The Al Shabaab bombers in Kampala killed 74 people watching World Cup soccer. Here are some thoughts about the situation.

1.  Al Shabaab, whether linked to Al Qaeda by actual ties or only by sharing enemies, is obviously able to strike outside of Somalia. Could they reach the US? It’s not impossible.  They have already recruited about 20 fighters in Minneapolis (also in Canada and Scandinavia), including a suicide bomber, a Somali-American who blew himself up in Somalia.  Burundi is a closer target which, like Uganda, also sent peacekeepers to Mogadishu through the  African Union (AU).

2.  The US/EU/UN will probably increase military aid to the largely fictional Transitional Federal Government, which controls about one square mile in Mogadishu with the help of 4,000 AU soldiers.  This is pure reflex, and pointless. Without some kind of Somali solution, the present situation won’t change.  There is no evidence that a feasible and locally rooted approach is being developed, though nothing else stands a chance of working.

3.  The parallels between Afghanistan and Somalia are increasingly obvious.  Neither has a functioning central government.  Both have populations with deep historic divisions and rivalries.  Both have always turned on foreigners, but then turn on each other when the foreigners go, or even sooner.  In both, solutions imposed from outside don’t gain local support.  Despite their differences, both share this: neither has had, except briefly, the historic experience of a time when the concept of Somalia or Afghanistan was stronger than regional, clan/subclan  or ethnic loyalties.  Local rule has usually been the only rule.  The  ’national capital’ had little authority or status.  The Peace Corps happened to be in both countries during recent short periods of central rule.  Neither central government survived for long.
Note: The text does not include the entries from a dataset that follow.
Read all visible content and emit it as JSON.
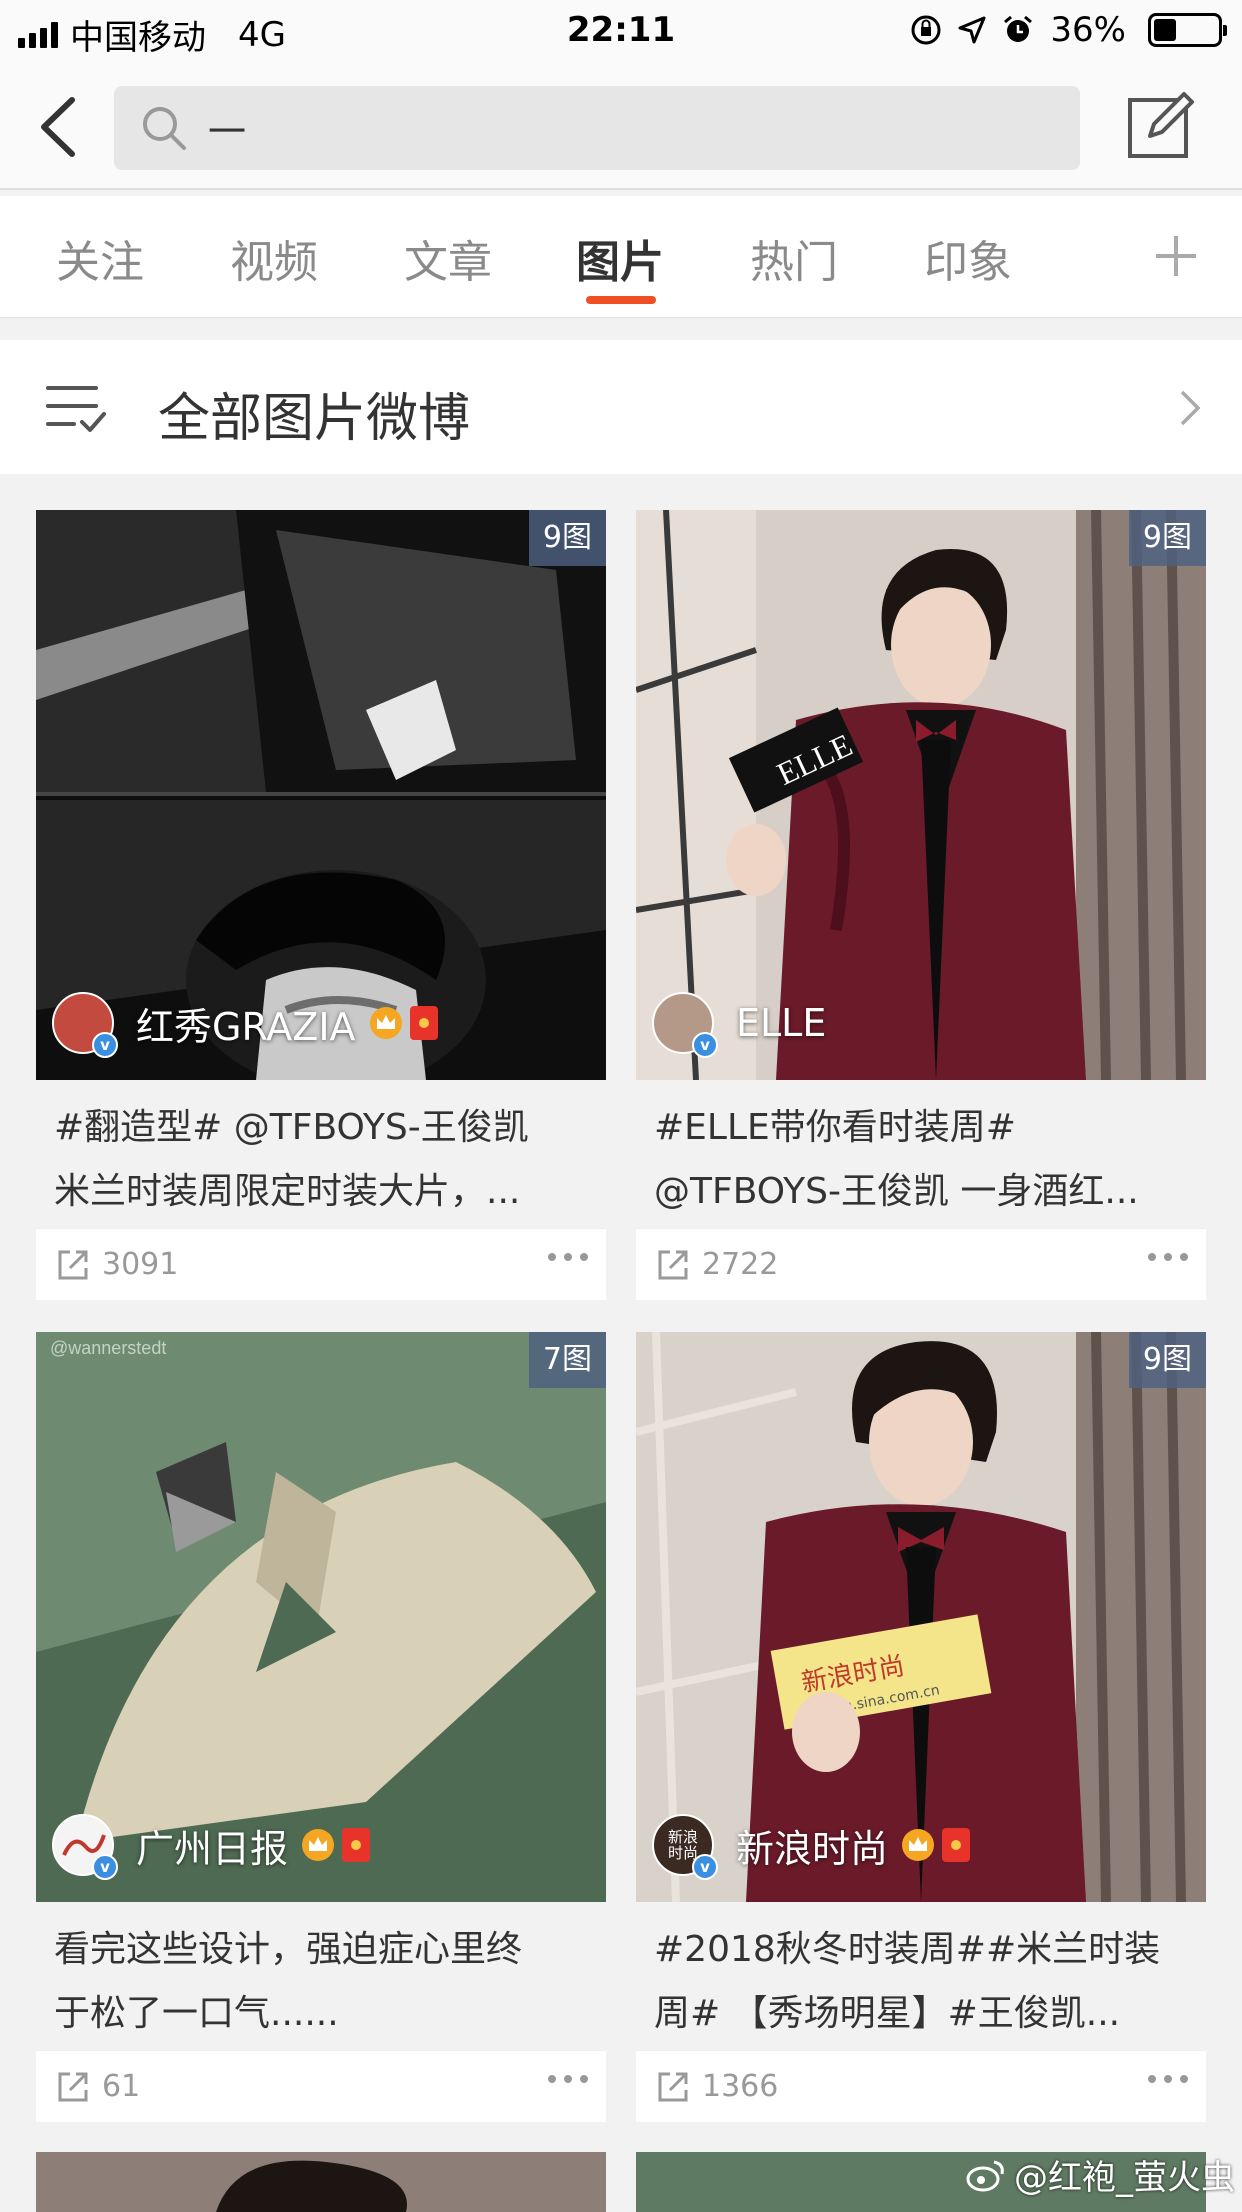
{
  "status_bar": {
    "carrier": "中国移动",
    "network": "4G",
    "time": "22:11",
    "battery": "36%",
    "battery_level": 0.36
  },
  "search": {
    "query": "一"
  },
  "tabs": [
    {
      "label": "关注"
    },
    {
      "label": "视频"
    },
    {
      "label": "文章"
    },
    {
      "label": "图片"
    },
    {
      "label": "热门"
    },
    {
      "label": "印象"
    }
  ],
  "active_tab": "图片",
  "filter": {
    "title": "全部图片微博"
  },
  "cards": [
    {
      "count_badge": "9图",
      "author": "红秀GRAZIA",
      "text_line1": "#翻造型# @TFBOYS-王俊凯",
      "text_line2": "米兰时装周限定时装大片，...",
      "shares": "3091"
    },
    {
      "count_badge": "9图",
      "author": "ELLE",
      "text_line1": "#ELLE带你看时装周#",
      "text_line2": "@TFBOYS-王俊凯 一身酒红...",
      "shares": "2722",
      "prop_text": "ELLE"
    },
    {
      "count_badge": "7图",
      "author": "广州日报",
      "text_line1": "看完这些设计，强迫症心里终",
      "text_line2": "于松了一口气......",
      "shares": "61",
      "image_watermark": "@wannerstedt"
    },
    {
      "count_badge": "9图",
      "author": "新浪时尚",
      "text_line1": "#2018秋冬时装周##米兰时装",
      "text_line2": "周# 【秀场明星】#王俊凯...",
      "shares": "1366",
      "prop_text": "新浪时尚",
      "prop_sub": "fashion.sina.com.cn",
      "avatar_text": "新浪时尚"
    }
  ],
  "watermark": "@红袍_萤火虫",
  "colors": {
    "accent": "#f04e23",
    "badge_bg": "#4e6080",
    "verified": "#3a8fe0"
  }
}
There is no reason to think that Somalia, or Afghanistan, will have a functioning national government in the foreseeable future. It is the repeated mistake of foreigners to assume that people everywhere really want a nation/state and that they want to replace local leaders with members of other clans or ethnic groups who rule over them from far away. These two countries are obviously not ready to do that, particularly under pressure from foreigners.  Are there others that are only going through the motions of modern governance as they sort out their internal conflicts?  (Did anyone mention Iraq?)
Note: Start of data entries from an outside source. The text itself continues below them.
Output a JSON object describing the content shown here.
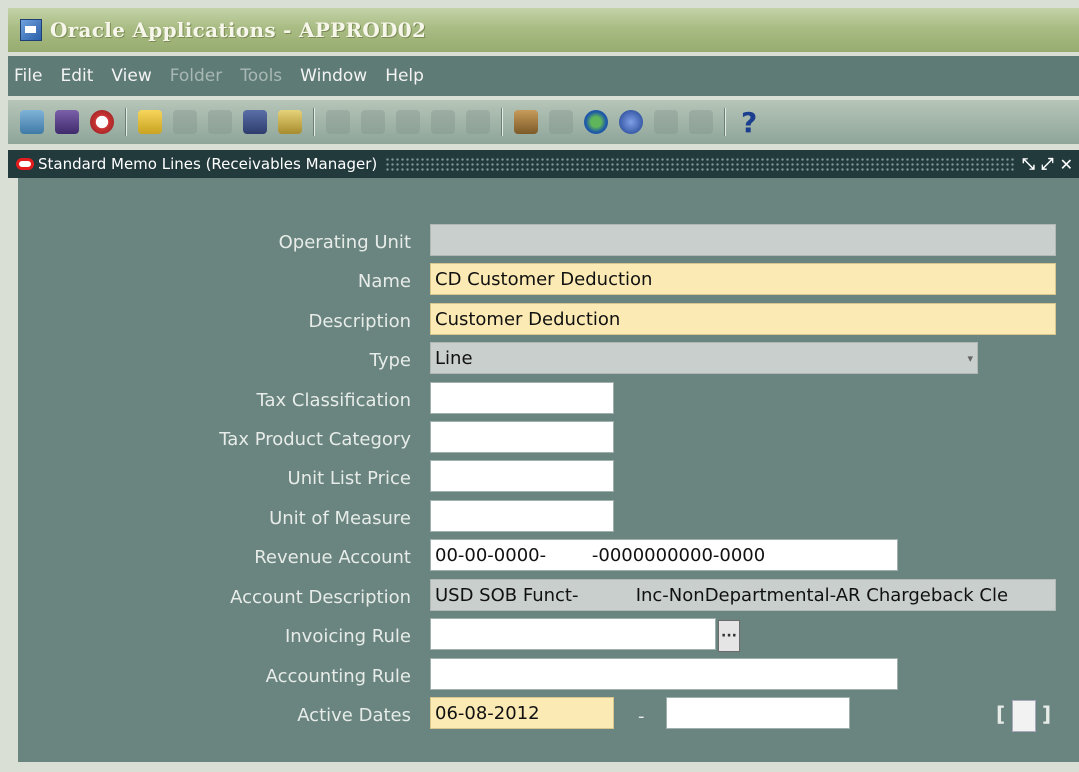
{
  "window": {
    "title": "Oracle Applications - APPROD02"
  },
  "menu": [
    {
      "label": "File",
      "enabled": true
    },
    {
      "label": "Edit",
      "enabled": true
    },
    {
      "label": "View",
      "enabled": true
    },
    {
      "label": "Folder",
      "enabled": false
    },
    {
      "label": "Tools",
      "enabled": false
    },
    {
      "label": "Window",
      "enabled": true
    },
    {
      "label": "Help",
      "enabled": true
    }
  ],
  "toolbar": {
    "help_label": "?"
  },
  "form_window": {
    "title": "Standard Memo Lines (Receivables Manager)"
  },
  "fields": {
    "operating_unit": {
      "label": "Operating Unit",
      "value": ""
    },
    "name": {
      "label": "Name",
      "value": "CD Customer Deduction"
    },
    "description": {
      "label": "Description",
      "value": "Customer Deduction"
    },
    "type": {
      "label": "Type",
      "value": "Line"
    },
    "tax_classification": {
      "label": "Tax Classification",
      "value": ""
    },
    "tax_product_category": {
      "label": "Tax Product Category",
      "value": ""
    },
    "unit_list_price": {
      "label": "Unit List Price",
      "value": ""
    },
    "unit_of_measure": {
      "label": "Unit of Measure",
      "value": ""
    },
    "revenue_account": {
      "label": "Revenue Account",
      "value": "00-00-0000-        -0000000000-0000"
    },
    "account_description": {
      "label": "Account Description",
      "value": "USD SOB Funct-          Inc-NonDepartmental-AR Chargeback Cle"
    },
    "invoicing_rule": {
      "label": "Invoicing Rule",
      "value": ""
    },
    "accounting_rule": {
      "label": "Accounting Rule",
      "value": ""
    },
    "active_dates": {
      "label": "Active Dates",
      "from": "06-08-2012",
      "separator": "-",
      "to": ""
    }
  },
  "flexfield": {
    "open": "[",
    "close": "]"
  },
  "colors": {
    "required_field": "#fbeab3",
    "readonly_field": "#c9cfcc",
    "form_background": "#6a8480",
    "title_bar": "#a9bc84"
  }
}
4.  Somaliland, the former British colony that just had a peaceful transfer of power between rivals, is still denied international recognition as a legitimate state.  Hasn’t anyone noticed that it is a functioning democracy that just had its 3rd election? This is more than bizarre.  The rest of Somalia, an anarchic and bloody mess that is now exporting suicide bombers, is considered a legitimate state.  The US, Europe and all of Africa are coconspiritors in this absurdity.  A touch of leadership might help, but the Obama administration is as indifferent to Africa as the Bush and Clinton administrations — bipartisanship at its worst.  A career diplomat and RPCV, Assistant Secretary of State Johnnie Carson  (Tanzania, 1965-68) may have a title, but extending recognition to Somaliland is above his pay grade, as they say now.